I don’t know about reinventing herself, but D26’s private high school is a small, homogeneous bubble where she’s been attending for 14 years (did an extra year after kindergarten) – and she doesn’t quite fit in. She friendly with a lot of kids, especially the band/theatre kids, but she doesn’t have tight friends.
She definitely wants to break out and go somewhere completely different, and our state flagship was never on the table. But partially that’s because it’s a giant SEC school with big sports and Greek life, and that’s not who she is at all.
(The marching band thing causes a conflict, because that’s where you find marching band – at a big school with sports.)
Anyhow. She’s still soul-searching for the right kind of fit. Small schools are out because she very adamantly doesn’t want High School 2.0.
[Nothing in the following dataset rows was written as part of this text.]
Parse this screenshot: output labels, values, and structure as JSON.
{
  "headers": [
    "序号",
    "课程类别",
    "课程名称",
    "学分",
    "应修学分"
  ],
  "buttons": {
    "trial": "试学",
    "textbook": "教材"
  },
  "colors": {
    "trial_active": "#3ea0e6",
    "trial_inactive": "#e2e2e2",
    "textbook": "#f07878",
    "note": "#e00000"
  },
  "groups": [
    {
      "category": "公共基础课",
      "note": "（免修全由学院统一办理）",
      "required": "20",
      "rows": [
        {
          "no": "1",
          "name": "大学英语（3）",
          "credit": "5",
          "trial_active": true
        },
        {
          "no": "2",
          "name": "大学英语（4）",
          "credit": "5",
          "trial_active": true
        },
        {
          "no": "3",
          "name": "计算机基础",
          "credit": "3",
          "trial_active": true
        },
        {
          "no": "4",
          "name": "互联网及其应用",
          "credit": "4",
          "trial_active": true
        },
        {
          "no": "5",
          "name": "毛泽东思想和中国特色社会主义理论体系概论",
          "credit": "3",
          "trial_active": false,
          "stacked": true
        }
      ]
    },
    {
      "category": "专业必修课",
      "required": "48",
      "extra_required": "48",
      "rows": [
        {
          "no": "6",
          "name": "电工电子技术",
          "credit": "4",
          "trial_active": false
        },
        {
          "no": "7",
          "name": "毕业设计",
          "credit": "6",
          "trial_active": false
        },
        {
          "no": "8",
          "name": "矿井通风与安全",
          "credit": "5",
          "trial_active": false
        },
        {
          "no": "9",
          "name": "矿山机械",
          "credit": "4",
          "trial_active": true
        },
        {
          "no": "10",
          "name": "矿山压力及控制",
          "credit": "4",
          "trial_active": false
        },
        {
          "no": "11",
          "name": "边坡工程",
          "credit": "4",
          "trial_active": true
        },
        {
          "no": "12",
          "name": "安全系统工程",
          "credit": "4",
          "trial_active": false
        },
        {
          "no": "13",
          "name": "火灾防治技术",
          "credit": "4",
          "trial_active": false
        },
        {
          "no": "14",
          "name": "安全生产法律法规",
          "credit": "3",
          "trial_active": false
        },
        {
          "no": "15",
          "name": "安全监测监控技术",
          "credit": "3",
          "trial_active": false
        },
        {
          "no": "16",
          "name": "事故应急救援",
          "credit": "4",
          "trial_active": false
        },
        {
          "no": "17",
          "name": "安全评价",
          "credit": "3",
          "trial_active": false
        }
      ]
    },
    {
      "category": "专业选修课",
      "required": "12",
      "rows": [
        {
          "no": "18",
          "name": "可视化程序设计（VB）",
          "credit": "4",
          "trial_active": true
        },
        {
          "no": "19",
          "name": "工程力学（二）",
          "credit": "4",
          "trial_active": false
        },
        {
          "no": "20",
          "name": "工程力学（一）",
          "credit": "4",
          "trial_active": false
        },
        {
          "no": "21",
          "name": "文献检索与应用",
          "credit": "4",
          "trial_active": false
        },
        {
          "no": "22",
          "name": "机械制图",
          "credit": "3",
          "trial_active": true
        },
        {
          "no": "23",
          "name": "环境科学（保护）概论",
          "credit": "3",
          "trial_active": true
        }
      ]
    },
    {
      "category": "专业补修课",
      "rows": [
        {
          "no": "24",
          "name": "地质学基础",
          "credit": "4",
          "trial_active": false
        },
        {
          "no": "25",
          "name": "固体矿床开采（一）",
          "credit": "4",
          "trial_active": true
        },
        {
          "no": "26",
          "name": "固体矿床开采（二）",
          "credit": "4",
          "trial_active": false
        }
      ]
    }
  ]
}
She sees the sort of friends that her older sister has found in college, and she’s hoping for that – which is why she’s really trying to think out her college choices.
I dated a woman in college who gave herself a completely new name when she got to college. Family and everyone from home knew her by a different name. Knew her for months before I learned that. Wife’s best friend went by her Korean name in college after using a bland American name all growing up.
My sister did that but for grad school. Had always been one name growing up (her given middle name), had a nickname that very close people knew her as, and then changed to her original given first name. It is still weird to me that most people call her by her formal given name now.
I think part of this may be the cheer thing. At our state flagship, there would be a few others on the team that she’s cheered with over the years.
I’m with you on this. People used to complain about how everything in Boston shuts down at 1 am and in NY you can do whatever all night long. I was always like, “yeah, I prefer not to do whatever all night long. I’m good with sleeping after 1 am”.
Sounds like she’s being very deliberate about it and she’ll land in the right place for her!
Mine wants nothing to do with her state school or anything close to here - she really just wants to explore and do something different. (Also she says we live in a boring area -haha! It is very ‘suburbia’). Right now her best option is still in the midwest -but she’s hoping for some news from one of the coastal schools. She just wants something COMPLETELY different!